Cuando nuestra madre
estrella desapareció, los círculos en el cielo ocuparon su lugar por un tiempo.
Nos acompañaron cuando llegó la quinta estación, fueron testigos de las últimas
palabras de Yubé, hijo de Narah, príncipe arconte. También conocieron la maldad
de la plaga escarlata, de cómo los demonios engulleron los mares y de todo cual
habita convertirse en tierra muerta.
Valhair, poderoso
imperio, se alzó con la victoria en la guerra contra Boránohn. Millones de
vidas se perdieron, cientos de miles cayeron después por las enfermedades. Los
azules gobernaron implacables, sus gigantescos titanes de hierro se encargaron
de asolar pueblos y ciudades que osaban oponerse a las sagradas palabras de los
arcontes.
Pero Yubé era distinto a
su padre, mientras que otros solo veían grandeza en el príncipe y toda la
corte, el vio soberbia y entera malicia. Habían sido pues los señores de Boránohn
un enemigo al que temer, con sus dominios en los mares se extendieron más allá
de cualquier otro antiguo imperio. Entonces creció el odio y la envidia, surgieron
nuevos rumores, y rumores de rumores, hasta que finalmente comenzó la gran guerra.

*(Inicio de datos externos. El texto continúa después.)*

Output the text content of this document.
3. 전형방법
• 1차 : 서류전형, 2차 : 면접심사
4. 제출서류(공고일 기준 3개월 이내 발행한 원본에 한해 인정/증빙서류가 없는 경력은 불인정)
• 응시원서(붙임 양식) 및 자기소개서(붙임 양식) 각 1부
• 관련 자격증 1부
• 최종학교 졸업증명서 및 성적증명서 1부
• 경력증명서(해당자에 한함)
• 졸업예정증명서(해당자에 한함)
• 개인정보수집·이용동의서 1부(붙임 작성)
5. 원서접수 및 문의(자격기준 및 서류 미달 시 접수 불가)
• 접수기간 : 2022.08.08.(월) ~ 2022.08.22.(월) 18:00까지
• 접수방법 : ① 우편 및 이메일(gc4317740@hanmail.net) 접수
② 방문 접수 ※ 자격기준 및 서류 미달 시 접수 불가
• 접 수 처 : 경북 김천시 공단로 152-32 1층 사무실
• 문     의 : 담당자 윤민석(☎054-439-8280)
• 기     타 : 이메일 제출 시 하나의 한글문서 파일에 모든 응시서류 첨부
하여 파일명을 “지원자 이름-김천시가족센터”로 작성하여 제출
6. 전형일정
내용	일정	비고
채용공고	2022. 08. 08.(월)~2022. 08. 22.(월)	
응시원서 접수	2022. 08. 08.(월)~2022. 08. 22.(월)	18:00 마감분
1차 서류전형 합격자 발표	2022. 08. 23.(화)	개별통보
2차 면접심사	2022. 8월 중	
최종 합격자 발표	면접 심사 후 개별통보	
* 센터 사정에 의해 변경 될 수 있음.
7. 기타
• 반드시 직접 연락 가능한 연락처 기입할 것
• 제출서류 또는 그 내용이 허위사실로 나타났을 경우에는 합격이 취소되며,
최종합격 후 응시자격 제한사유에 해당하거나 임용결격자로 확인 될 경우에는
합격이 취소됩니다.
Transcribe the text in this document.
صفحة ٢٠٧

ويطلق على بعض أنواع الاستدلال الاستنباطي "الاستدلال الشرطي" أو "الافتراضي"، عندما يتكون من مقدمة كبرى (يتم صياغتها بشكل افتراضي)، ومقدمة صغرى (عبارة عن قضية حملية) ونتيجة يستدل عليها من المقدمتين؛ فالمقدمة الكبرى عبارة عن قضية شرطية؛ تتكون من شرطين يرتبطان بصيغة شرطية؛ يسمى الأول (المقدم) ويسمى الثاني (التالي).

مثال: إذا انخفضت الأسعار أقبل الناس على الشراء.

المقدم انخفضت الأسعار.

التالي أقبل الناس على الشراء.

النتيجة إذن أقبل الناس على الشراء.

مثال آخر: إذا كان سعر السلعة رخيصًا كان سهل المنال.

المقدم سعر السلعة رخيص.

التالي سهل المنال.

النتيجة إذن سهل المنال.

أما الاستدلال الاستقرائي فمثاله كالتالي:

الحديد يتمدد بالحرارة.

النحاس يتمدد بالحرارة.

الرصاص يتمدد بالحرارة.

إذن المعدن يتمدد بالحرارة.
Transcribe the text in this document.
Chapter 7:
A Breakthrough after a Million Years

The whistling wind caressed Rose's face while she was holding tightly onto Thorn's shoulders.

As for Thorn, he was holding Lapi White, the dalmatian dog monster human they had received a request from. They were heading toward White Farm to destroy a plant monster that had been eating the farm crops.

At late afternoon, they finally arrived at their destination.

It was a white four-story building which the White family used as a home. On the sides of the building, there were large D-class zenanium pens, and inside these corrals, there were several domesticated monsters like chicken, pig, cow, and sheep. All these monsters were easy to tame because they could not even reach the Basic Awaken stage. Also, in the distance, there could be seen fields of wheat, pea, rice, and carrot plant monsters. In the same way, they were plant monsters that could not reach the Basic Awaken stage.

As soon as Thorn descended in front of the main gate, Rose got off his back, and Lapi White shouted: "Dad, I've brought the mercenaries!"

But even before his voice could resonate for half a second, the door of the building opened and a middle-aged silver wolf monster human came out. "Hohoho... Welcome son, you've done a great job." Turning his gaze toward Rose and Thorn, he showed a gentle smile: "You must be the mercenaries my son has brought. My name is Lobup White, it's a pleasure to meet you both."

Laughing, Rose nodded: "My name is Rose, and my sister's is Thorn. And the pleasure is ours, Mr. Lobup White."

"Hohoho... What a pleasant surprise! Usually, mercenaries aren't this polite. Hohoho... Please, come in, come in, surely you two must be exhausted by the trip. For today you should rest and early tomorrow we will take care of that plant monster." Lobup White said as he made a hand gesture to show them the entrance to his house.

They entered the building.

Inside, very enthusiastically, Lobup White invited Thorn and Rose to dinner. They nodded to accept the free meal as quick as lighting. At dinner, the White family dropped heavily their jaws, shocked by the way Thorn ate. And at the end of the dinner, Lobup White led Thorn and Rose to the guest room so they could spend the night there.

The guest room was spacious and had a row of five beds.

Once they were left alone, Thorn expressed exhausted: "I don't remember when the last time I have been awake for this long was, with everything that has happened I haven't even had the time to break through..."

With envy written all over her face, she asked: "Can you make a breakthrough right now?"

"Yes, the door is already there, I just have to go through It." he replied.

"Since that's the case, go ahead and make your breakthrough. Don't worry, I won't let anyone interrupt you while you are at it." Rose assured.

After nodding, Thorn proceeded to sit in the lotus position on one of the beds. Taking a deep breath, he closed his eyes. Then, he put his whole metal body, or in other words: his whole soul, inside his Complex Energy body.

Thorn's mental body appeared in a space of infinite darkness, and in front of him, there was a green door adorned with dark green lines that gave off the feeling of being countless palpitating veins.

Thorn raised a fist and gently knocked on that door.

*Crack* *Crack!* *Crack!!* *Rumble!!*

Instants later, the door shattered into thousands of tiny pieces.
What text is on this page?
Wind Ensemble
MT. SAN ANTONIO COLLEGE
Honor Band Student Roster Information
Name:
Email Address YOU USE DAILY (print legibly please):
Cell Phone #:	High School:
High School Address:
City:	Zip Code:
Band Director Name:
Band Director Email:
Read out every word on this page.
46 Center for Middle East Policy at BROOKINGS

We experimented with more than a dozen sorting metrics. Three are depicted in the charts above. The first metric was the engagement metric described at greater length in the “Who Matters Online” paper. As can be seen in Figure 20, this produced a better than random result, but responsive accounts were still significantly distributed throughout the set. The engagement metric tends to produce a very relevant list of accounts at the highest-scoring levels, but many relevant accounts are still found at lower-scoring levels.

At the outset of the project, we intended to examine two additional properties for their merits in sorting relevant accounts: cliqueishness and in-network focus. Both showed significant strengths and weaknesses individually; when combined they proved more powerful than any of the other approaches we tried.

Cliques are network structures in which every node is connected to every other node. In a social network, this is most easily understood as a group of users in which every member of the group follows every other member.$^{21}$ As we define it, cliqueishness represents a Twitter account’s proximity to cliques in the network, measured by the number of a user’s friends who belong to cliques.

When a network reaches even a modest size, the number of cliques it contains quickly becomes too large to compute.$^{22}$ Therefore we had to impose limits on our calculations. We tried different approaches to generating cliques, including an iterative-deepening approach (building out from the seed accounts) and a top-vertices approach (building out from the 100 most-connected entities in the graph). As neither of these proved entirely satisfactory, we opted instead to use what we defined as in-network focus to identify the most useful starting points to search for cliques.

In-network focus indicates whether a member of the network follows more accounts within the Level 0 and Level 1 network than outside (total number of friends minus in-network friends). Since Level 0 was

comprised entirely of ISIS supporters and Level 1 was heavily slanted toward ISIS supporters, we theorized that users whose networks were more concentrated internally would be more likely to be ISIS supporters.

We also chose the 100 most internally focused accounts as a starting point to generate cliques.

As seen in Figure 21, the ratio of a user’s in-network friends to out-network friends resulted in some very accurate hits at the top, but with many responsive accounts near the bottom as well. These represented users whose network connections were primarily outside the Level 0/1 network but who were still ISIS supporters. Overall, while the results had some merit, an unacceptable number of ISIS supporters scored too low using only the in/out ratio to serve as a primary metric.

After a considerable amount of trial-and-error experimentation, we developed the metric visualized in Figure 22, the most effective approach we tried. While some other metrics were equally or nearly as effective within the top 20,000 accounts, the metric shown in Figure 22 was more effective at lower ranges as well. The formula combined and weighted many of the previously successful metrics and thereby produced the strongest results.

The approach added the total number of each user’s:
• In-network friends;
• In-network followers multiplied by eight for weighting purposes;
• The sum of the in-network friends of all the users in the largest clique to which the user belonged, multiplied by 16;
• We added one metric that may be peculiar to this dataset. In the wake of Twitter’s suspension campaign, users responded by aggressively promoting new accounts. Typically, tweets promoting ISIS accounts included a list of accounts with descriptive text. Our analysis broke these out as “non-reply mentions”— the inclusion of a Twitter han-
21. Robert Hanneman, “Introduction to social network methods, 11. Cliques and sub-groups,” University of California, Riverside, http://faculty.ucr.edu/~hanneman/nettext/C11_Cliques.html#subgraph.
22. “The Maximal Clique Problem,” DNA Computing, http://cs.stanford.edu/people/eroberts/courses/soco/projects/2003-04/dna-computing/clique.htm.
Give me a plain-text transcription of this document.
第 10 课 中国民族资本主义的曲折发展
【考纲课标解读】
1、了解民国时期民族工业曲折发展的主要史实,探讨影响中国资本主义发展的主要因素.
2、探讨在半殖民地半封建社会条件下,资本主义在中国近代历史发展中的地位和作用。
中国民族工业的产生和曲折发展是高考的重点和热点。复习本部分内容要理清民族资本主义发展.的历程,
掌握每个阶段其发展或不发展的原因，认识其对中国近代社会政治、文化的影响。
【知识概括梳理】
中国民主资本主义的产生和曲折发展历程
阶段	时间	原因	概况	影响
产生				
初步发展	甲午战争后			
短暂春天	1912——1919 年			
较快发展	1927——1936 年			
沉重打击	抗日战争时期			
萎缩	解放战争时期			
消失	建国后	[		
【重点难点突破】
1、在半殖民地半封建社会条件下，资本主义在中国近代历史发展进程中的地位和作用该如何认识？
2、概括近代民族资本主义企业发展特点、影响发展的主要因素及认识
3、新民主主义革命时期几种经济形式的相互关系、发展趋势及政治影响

Los Boránohn, con sus imponentes
fortalezas marinas, hicieron casi poner de rodillas a Narah y su séquito. Eso
hasta que de la mano de los mejores ingenieros de Valhair llegaron los primeros
titanes. Desde el comienzo de los tiempos no hubo ninguna otra batalla como
aquella. El poderoso ejército marino agotó sus recursos en la angustiosa
tarea de hacer caer a los colosos. No hubo éxito, no hubo consuelo ni
misericordia.
Extinta fue aquella
ancestral raza, las fosas abisales su orgulloso cementerio. Pero ni siquiera
ahí descansaron en paz los Boránohn, en la ciudad de las agujas conspiraron, la
avaricia y la codicia se impuso. Con horror Yubé contempló como los demonios de
hierro dragaron los mares en busca de hasta el último secreto tecnológico que
se había llevado consigo el derrotado imperio. Sus suplicas no fueron
escuchadas, sus palabras un insulto.
No fue hasta que se alzaron
a mirar hacia el cielo cuando se dieron cuenta del horror que habían hecho. El
manto sagrado que cubría orgulloso nuestra tierra había desaparecido. Nuestra
madre estrella escapó incapaz de observar en sus hijos tamaña maldad. Entonces llovió
ceniza, la quinta estación comenzó para nunca irse y la plaga escarlata empezó a cobrar sus
primeras víctimas.
Pocos se atrevieron,
miles se opusieron. Inútil, pues era demasiado tarde. Las sondas no despegaron,
la tecnología sin alimento yacía muerta. El miedo, la vergüenza, los círculos lo
atestiguaron, luego también ellos nos dejaron. En Zajkat, decimoquinto planeta
de la constelación de Qhanwe, resuenan los gritos mientras la vida se aleja.